How have human rights reports been responded?

One of the observed tasks of human rights NGOs in protecting and promoting socio-economic rights is executed by writing and submitting reports to international human rights regimes, such as the United Nations.  It is generally perceived that states, as sovereign units, each representing a nation, occupy a unique position. While they have the primary obligation to carry out human rights obligations, they are also recognised as potential perpetrators, which in turn will be less likely to admit any negligences or violations.

Acknowledging the important position of states to realise human rights has crucially contributed to the establishment of the human rights regimes, something that is essential for invoking and exerting the influence of international human rights norms. However as resulted from another character of states, obviously, these regimes cannot merely rely on states to ensure that rights are enforced and realised. They need to turn to other actors for some possible explanations on states´ slothfulness and aversions in fulfilling their obligations. In this regard, we are talking about non-governmental organisations.
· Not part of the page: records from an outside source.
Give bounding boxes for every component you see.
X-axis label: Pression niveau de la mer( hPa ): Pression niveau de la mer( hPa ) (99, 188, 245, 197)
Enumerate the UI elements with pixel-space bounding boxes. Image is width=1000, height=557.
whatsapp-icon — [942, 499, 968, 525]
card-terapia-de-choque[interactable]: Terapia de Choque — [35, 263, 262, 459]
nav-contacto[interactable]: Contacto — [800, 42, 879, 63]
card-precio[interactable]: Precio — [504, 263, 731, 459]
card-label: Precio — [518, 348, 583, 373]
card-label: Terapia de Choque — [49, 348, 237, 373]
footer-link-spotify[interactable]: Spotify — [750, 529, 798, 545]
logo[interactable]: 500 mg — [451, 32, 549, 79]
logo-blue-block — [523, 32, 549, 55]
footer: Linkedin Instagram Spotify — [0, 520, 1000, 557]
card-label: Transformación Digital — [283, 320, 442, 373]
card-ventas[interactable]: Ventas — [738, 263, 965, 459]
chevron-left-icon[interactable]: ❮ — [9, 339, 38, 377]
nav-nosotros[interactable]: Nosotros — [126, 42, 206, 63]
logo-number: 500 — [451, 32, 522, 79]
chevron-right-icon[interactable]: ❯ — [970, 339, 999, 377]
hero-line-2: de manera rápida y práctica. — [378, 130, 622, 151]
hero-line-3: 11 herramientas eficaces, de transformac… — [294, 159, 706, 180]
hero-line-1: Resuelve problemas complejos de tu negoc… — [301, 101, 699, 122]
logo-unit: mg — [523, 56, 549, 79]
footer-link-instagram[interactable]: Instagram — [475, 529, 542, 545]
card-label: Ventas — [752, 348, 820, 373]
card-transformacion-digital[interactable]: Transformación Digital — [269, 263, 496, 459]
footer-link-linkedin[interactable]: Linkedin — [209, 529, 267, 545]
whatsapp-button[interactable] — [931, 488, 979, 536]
Writing reports is part of the chores NGOs need to do to stay in the loop. In cooperation with other NGOs or possibly other social organisations, experiences and grievances are collected. Field research, trainings, interviews etcetera are the common ways of collecting such information. In the reports these experiences and grievances are translated using the human rights language, in order to identify violations and states’ failures in meeting their obligations.

While this in itself is a strenuous effort, one might wonder how have human rights reports been responded? An answer to this question may be twofold, at least. One that is connecting reports to the actual actions taken by the organisations to whom these reports are submitted. Here one is talking about some acts of intervention. The second revolves around assessments regarding the broader impacts of these reports in the wider societal connext that includes institutional, political, cultural aspects, and so on, particularly concerning changes at the level of discourses.

I am particularly interested in the later. Recently the Forest People Programme Indonesia renewed their appeal to the UN Committee on the Elimination of Racial Discrimination, by submitting a new report requesting its consideration of the situation of the Malind and other indigenous peoples of Merauke, Indonesia. Their last report was positively responded by the Committee who expressed its concerns on the negative impacts agricultural modernisation projects in Merauke have on the livelihood of the Malind and requested to be further informed on the measures taken by the Government of Indonesia in this regard.

I had the pleasure to meet the NGOs involved in this report during my field research two years ago and I am really looking forward to see how this report will be responded.